Rosa Kodama los observaba, aunque parecía conversar con una de las camareras, muy en su papel de dueña de la casa.

—Creo que hay más cosas que nos diferencian, Esteban.

—Sí. Que yo me marcho. Que dejo a estas dos mujeres situadas, con medios de ganarse la vida, y continúo mi camino honradamente. Y usted se queda a exprimirles un poco más de sangre, a vivir de ellas.

—Nunca les he pedido nada. Y jamás he vivido a costa de nadie. Creo que está borracho y que no puede pensar con soltura.

Esteban se esforzó por vocalizar con claridad, para que nadie pudiera acusarle de perder el control por la bebida.

—¿Y qué les ha dado? ¿Eh? ¿Algo importante? ¿Les ha abierto algún camino?

—Silvia podría tener su propia compañía. Podría llevar la vida que le pareciera.

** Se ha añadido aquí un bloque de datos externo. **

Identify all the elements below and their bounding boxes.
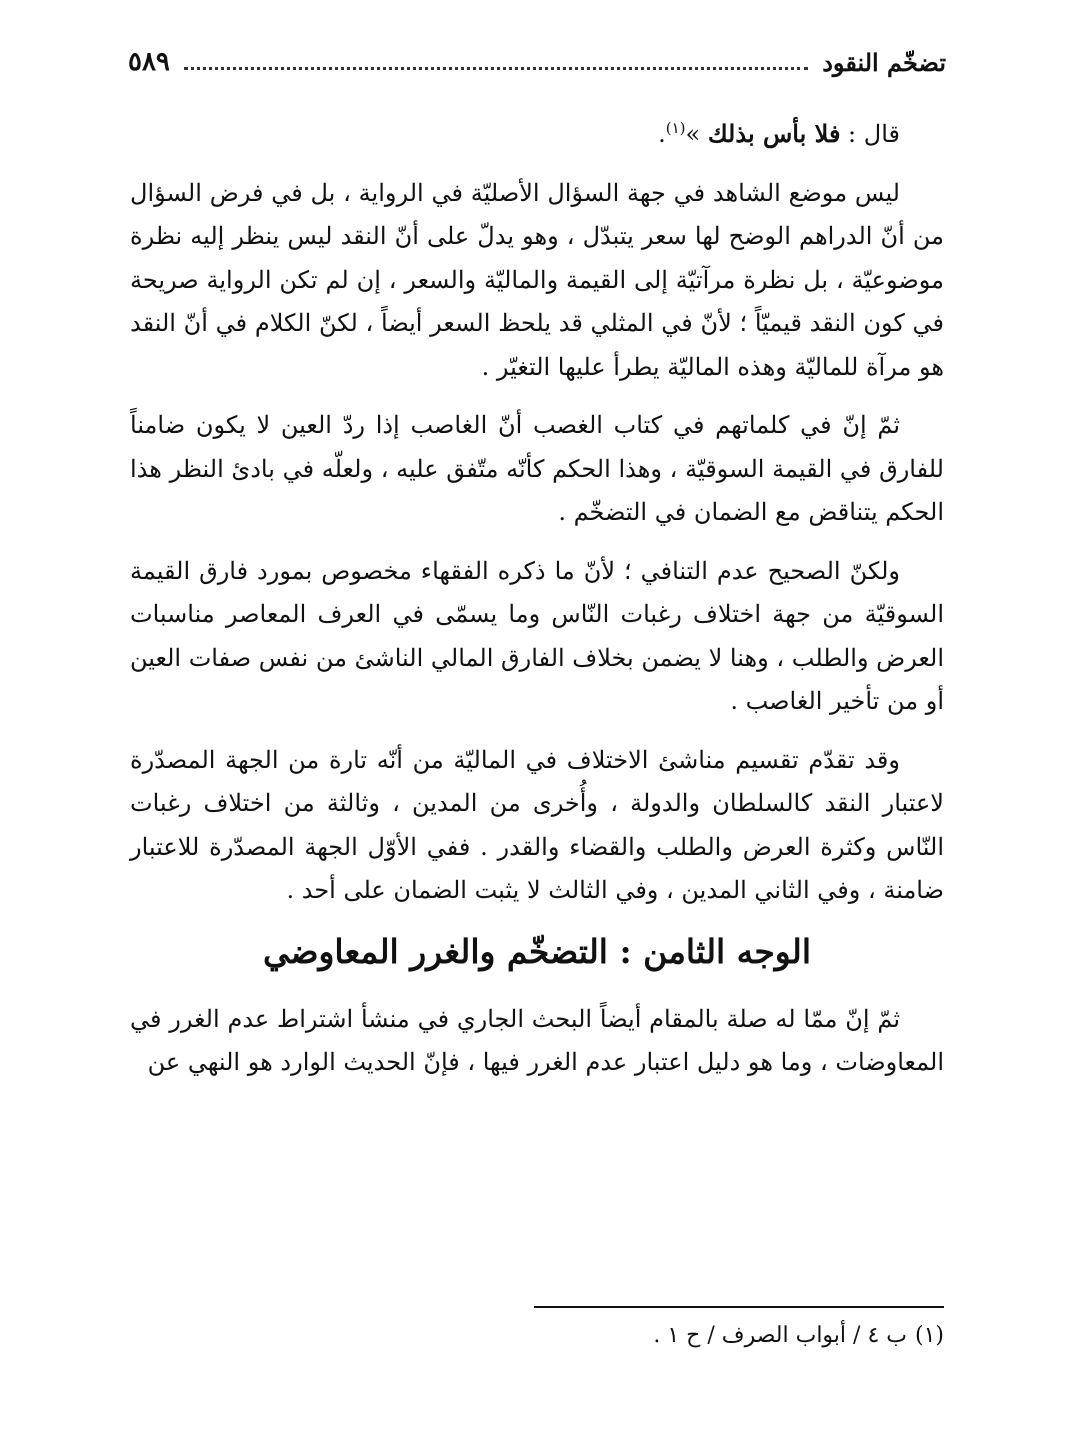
paragraph-3: ولكنّ الصحيح عدم التنافي ؛ لأنّ ما ذكره الفقهاء مخصوص بمورد فارق القيمة السوقيّة من جهة اختلاف رغبات النّاس وما يسمّى في العرف المعاصر مناسبات العرض والطلب ، وهنا لا يضمن بخلاف الفارق المالي الناشئ من نفس صفات العين أو من تأخير الغاصب . [130,556,944,715]
page-number: ٥٨٩ [128,47,170,77]
paragraph-4: وقد تقدّم تقسيم مناشئ الاختلاف في الماليّة من أنّه تارة من الجهة المصدّرة لاعتبار النقد كالسلطان والدولة ، وأُخرى من المدين ، وثالثة من اختلاف رغبات النّاس وكثرة العرض والطلب والقضاء والقدر . ففي الأوّل الجهة المصدّرة للاعتبار ضامنة ، وفي الثاني المدين ، وفي الثالث لا يثبت الضمان على أحد . [130,745,944,904]
section-paragraph: ثمّ إنّ ممّا له صلة بالمقام أيضاً البحث الجاري في منشأ اشتراط عدم الغرر في المعاوضات ، وما هو دليل اعتبار عدم الغرر فيها ، فإنّ الحديث الوارد هو النهي عن [130,1004,944,1076]
paragraph-1: ليس موضع الشاهد في جهة السؤال الأصليّة في الرواية ، بل في فرض السؤال من أنّ الدراهم الوضح لها سعر يتبدّل ، وهو يدلّ على أنّ النقد ليس ينظر إليه نظرة موضوعيّة ، بل نظرة مرآتيّة إلى القيمة والماليّة والسعر ، إن لم تكن الرواية صريحة في كون النقد قيميّاً ؛ لأنّ في المثلي قد يلحظ السعر أيضاً ، لكنّ الكلام في أنّ النقد هو مرآة للماليّة وهذه الماليّة يطرأ عليها التغيّر . [130,178,945,381]
footnote-reference: (١) [665,119,686,137]
section-heading: الوجه الثامن : التضخّم والغرر المعاوضي [262,931,812,971]
paragraph-2: ثمّ إنّ في كلماتهم في كتاب الغصب أنّ الغاصب إذا ردّ العين لا يكون ضامناً للفارق في القيمة السوقيّة ، وهذا الحكم كأنّه متّفق عليه ، ولعلّه في بادئ النظر هذا الحكم يتناقض مع الضمان في التضخّم . [130,411,944,526]
quote-line [130,112,944,157]
footnote-marker: (١) [914,1323,944,1348]
footnote-text: ب ٤ / أبواب الصرف / ح ١ . [653,1323,907,1348]
page-header [128,42,946,82]
main-text [130,112,944,1100]
header-dot-leader [184,67,808,70]
quote-bold-text: فلا بأس بذلك [707,119,841,148]
quote-suffix: » [685,120,708,148]
footnote-divider [534,1306,944,1308]
footnote [130,1318,944,1354]
running-title: تضخّم النقود [822,47,946,77]
quote-end: . [658,120,666,148]
quote-prefix: قال : [840,120,900,148]
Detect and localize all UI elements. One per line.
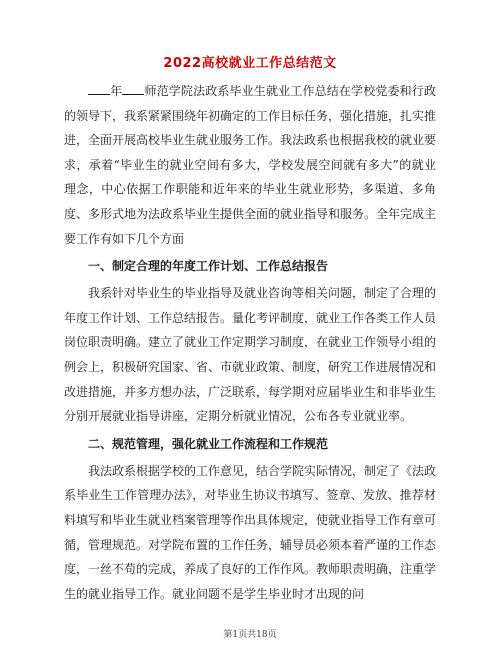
school-blank [122, 82, 144, 95]
section-1-body: 我系针对毕业生的毕业指导及就业咨询等相关问题，制定了合理的年度工作计划、工作总结报告。量化考评制度，就业工作各类工作人员岗位职责明确。建立了就业工作定期学习制度，在就业工作领导小组的例会上，积极研究国家、省、市就业政策、制度，研究工作进展情况和改进措施，并多方想办法，广泛联系，每学期对应届毕业生和非毕业生分别开展就业指导讲座，定期分析就业情况，公布各专业就业率。 [64, 286, 437, 424]
section-1-heading: 一、制定合理的年度工作计划、工作总结报告 [88, 259, 329, 274]
document-title: 2022高校就业工作总结范文 [163, 56, 337, 71]
intro-text: 师范学院法政系毕业生就业工作总结在学校党委和行政的领导下，我系紧紧围绕年初确定的工作目标任务，强化措施，扎实推进，全面开展高校毕业生就业服务工作。我法政系也根据我校的就业要求，承着“毕业生的就业空间有多大，学校发展空间就有多大”的就业理念，中心依据工作职能和近年来的毕业生就业形势，多渠道、多角度、多形式地为法政系毕业生提供全面的就业指导和服务。全年完成主要工作有如下几个方面 [64, 84, 437, 246]
section-2-body: 我法政系根据学校的工作意见，结合学院实际情况，制定了《法政系毕业生工作管理办法》，对毕业生协议书填写、签章、发放、推荐材料填写和毕业生就业档案管理等作出具体规定，使就业指导工作有章可循，管理规范。对学院布置的工作任务，辅导员必须本着严谨的工作态度，一丝不苟的完成，养成了良好的工作作风。教师职责明确，注重学生的就业指导工作。就业问题不是学生毕业时才出现的问 [64, 463, 437, 601]
document-body [64, 79, 436, 606]
page-footer: 第1页共18页 [223, 630, 277, 640]
intro-paragraph [64, 79, 436, 251]
intro-year-text: 年 [110, 84, 123, 98]
section-2-heading: 二、规范管理，强化就业工作流程和工作规范 [88, 436, 329, 451]
year-blank [88, 82, 110, 95]
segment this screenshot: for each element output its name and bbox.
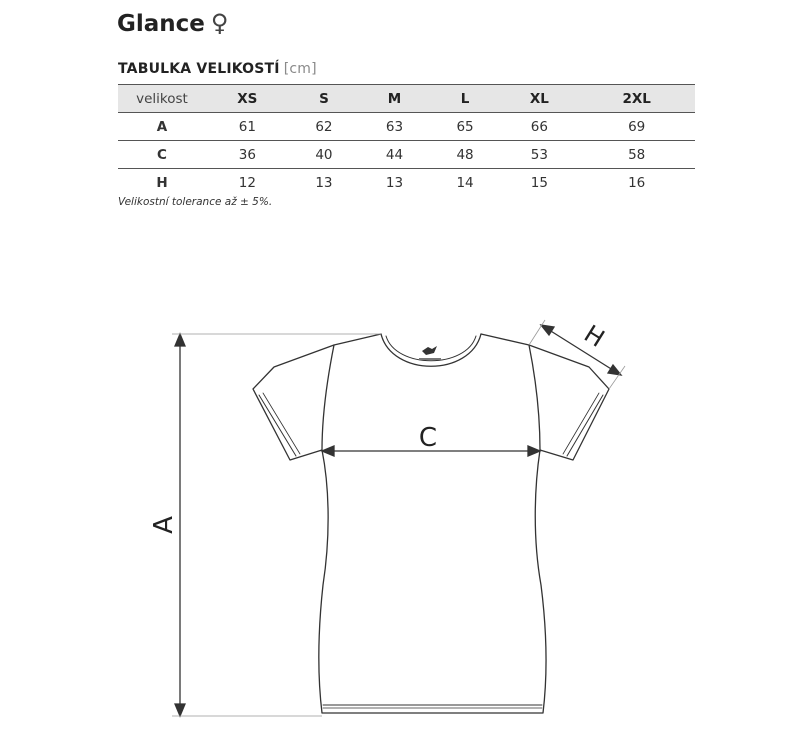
row-label-c: C <box>118 141 206 169</box>
dimension-h-label: H <box>579 319 610 353</box>
table-cell: 48 <box>430 141 501 169</box>
size-tolerance-note: Velikostní tolerance až ± 5%. <box>118 196 273 208</box>
right-armhole-seam <box>529 345 540 450</box>
product-name: Glance <box>117 11 205 37</box>
row-label-h: H <box>156 174 168 191</box>
size-header-xl: XL <box>500 85 578 113</box>
size-header-s: S <box>289 85 360 113</box>
table-cell: 62 <box>289 113 360 141</box>
table-cell: 53 <box>500 141 578 169</box>
table-cell: 13 <box>385 174 404 191</box>
table-cell: 61 <box>206 113 289 141</box>
dimension-h-extension-top <box>529 320 545 345</box>
dimension-a-arrow-top <box>175 334 185 346</box>
dimension-c-arrow-right <box>528 446 540 456</box>
left-sleeve-hem <box>259 395 296 456</box>
table-cell: 63 <box>359 113 430 141</box>
table-cell: 65 <box>430 113 501 141</box>
row-label-a: A <box>118 113 206 141</box>
table-cell: 12 <box>238 174 256 191</box>
dimension-h-arrow-bottom <box>608 365 621 375</box>
left-armhole-seam <box>322 345 334 450</box>
table-cell: 14 <box>456 174 474 191</box>
table-cell: 69 <box>578 113 695 141</box>
dimension-h-arrow-top <box>541 325 554 335</box>
table-cell: 66 <box>500 113 578 141</box>
size-header-label: velikost <box>118 85 206 113</box>
table-cell: 36 <box>206 141 289 169</box>
dimension-c-label: C <box>418 423 438 453</box>
size-header-2xl: 2XL <box>578 85 695 113</box>
dimension-a-label: A <box>149 516 179 534</box>
table-cell: 58 <box>578 141 695 169</box>
size-table-title: TABULKA VELIKOSTÍ <box>118 61 280 77</box>
tshirt-outline <box>253 334 609 713</box>
right-sleeve-hem <box>567 395 603 456</box>
female-symbol-icon: ♀ <box>210 9 229 37</box>
tshirt-collar-inner <box>386 336 476 361</box>
size-table-unit: [cm] <box>283 61 317 77</box>
size-header-xs: XS <box>206 85 289 113</box>
table-cell: 15 <box>530 174 548 191</box>
dimension-c-arrow-left <box>322 446 334 456</box>
brand-logo-icon <box>419 346 441 360</box>
table-cell: 40 <box>289 141 360 169</box>
table-cell: 13 <box>315 174 333 191</box>
size-header-m: M <box>359 85 430 113</box>
size-header-l: L <box>430 85 501 113</box>
dimension-a-arrow-bottom <box>175 704 185 716</box>
table-cell: 16 <box>628 174 646 191</box>
table-cell: 44 <box>359 141 430 169</box>
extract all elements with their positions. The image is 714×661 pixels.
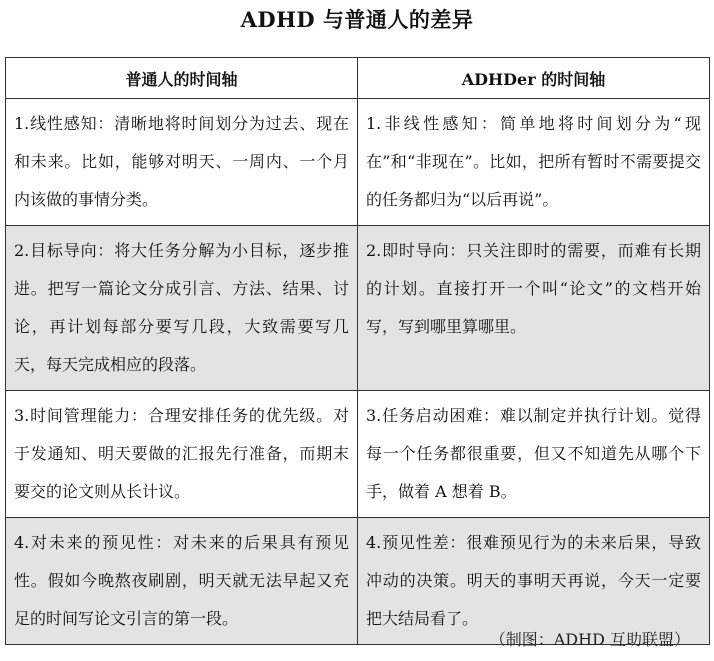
header-adhd-timeline: ADHDer 的时间轴 <box>358 58 710 99</box>
normal-cell: 3.时间管理能力：合理安排任务的优先级。对于发通知、明天要做的汇报先行准备，而期末要交的论文则从长计议。 <box>6 391 358 518</box>
adhd-cell: 3.任务启动困难：难以制定并执行计划。觉得每一个任务都很重要，但又不知道先从哪个下手，做着 A 想着 B。 <box>358 391 710 518</box>
adhd-cell: 1.非线性感知：简单地将时间划分为“现在”和“非现在”。比如，把所有暂时不需要提交的任务都归为“以后再说”。 <box>358 99 710 226</box>
header-normal-timeline: 普通人的时间轴 <box>6 58 358 99</box>
normal-cell: 2.目标导向：将大任务分解为小目标，逐步推进。把写一篇论文分成引言、方法、结果、讨论，再计划每部分要写几段，大致需要写几天，每天完成相应的段落。 <box>6 226 358 391</box>
normal-cell: 4.对未来的预见性：对未来的后果具有预见性。假如今晚熬夜刷剧，明天就无法早起又充足的时间写论文引言的第一段。 <box>6 518 358 645</box>
figure-caption: （制图：ADHD 互助联盟） <box>489 630 690 649</box>
table-row <box>6 99 710 226</box>
comparison-table <box>5 57 710 645</box>
table-header-row <box>6 58 710 99</box>
adhd-cell: 2.即时导向：只关注即时的需要，而难有长期的计划。直接打开一个叫“论文”的文档开始写，写到哪里算哪里。 <box>358 226 710 391</box>
table-row <box>6 226 710 391</box>
normal-cell: 1.线性感知：清晰地将时间划分为过去、现在和未来。比如，能够对明天、一周内、一个月内该做的事情分类。 <box>6 99 358 226</box>
adhd-cell: 4.预见性差：很难预见行为的未来后果，导致冲动的决策。明天的事明天再说，今天一定要把大结局看了。 <box>358 518 710 645</box>
page-title: ADHD 与普通人的差异 <box>240 7 474 32</box>
table-row <box>6 391 710 518</box>
table-row <box>6 518 710 645</box>
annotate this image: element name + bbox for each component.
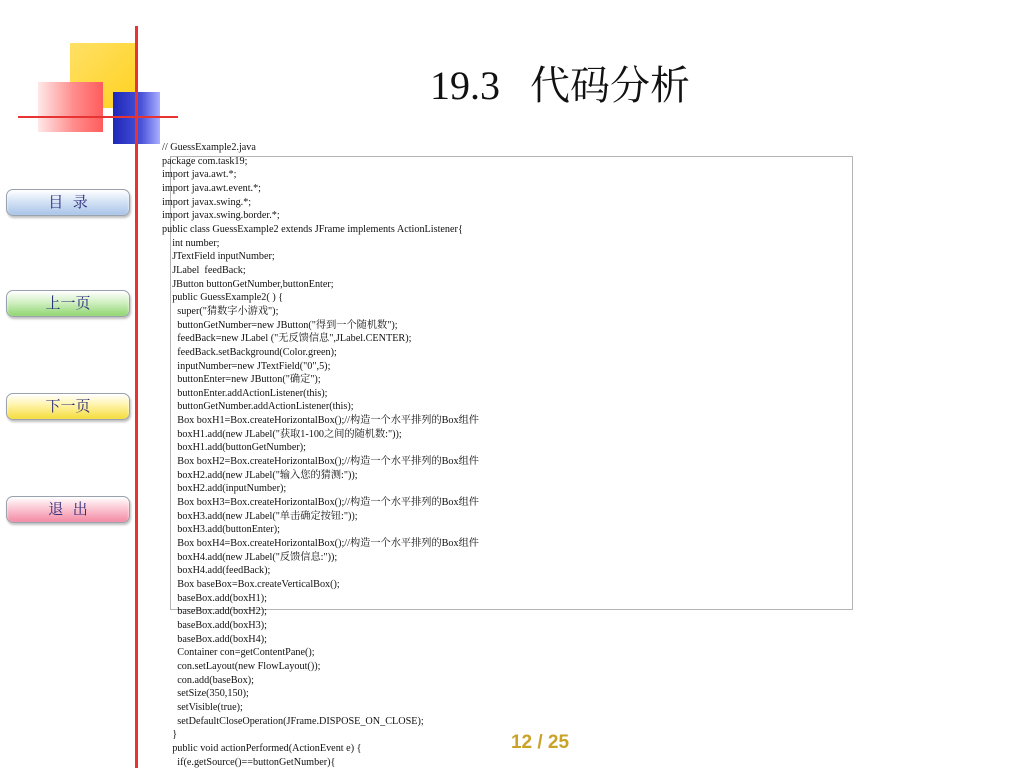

—¿Ah, sí? ¿Y por qué no está ya en ese camino?

—Porque está usted aquí.

Esteban se puso en pie.

—Ahí le queda, toda para usted. Hágala infeliz el tiempo que le plazca. Yo lo he hecho lo mejor que he podido. A partir de aquí, me lavo las manos.

Melchor no se dignó mirarle. Mientras regresaba a su sitio, se tropezó con una silla. Un hombre mayor se incorporó para ayudarle. Esteban se lo impidió.

—Estoy bien. Estoy bien.

Cuando el café cerró, Rosa se acercó a Esteban. Le posó la mano sobre el hombro.

—¿Qué va mal?

Él movió la cabeza. Continuaba borracho.

—Todo. Todo ha salido mal desde un principio.

La mujer se encogió de hombros.

—Eso no es ninguna novedad,

—Me marcho —dijo Esteban—. No quiero pasar una sola noche más aquí.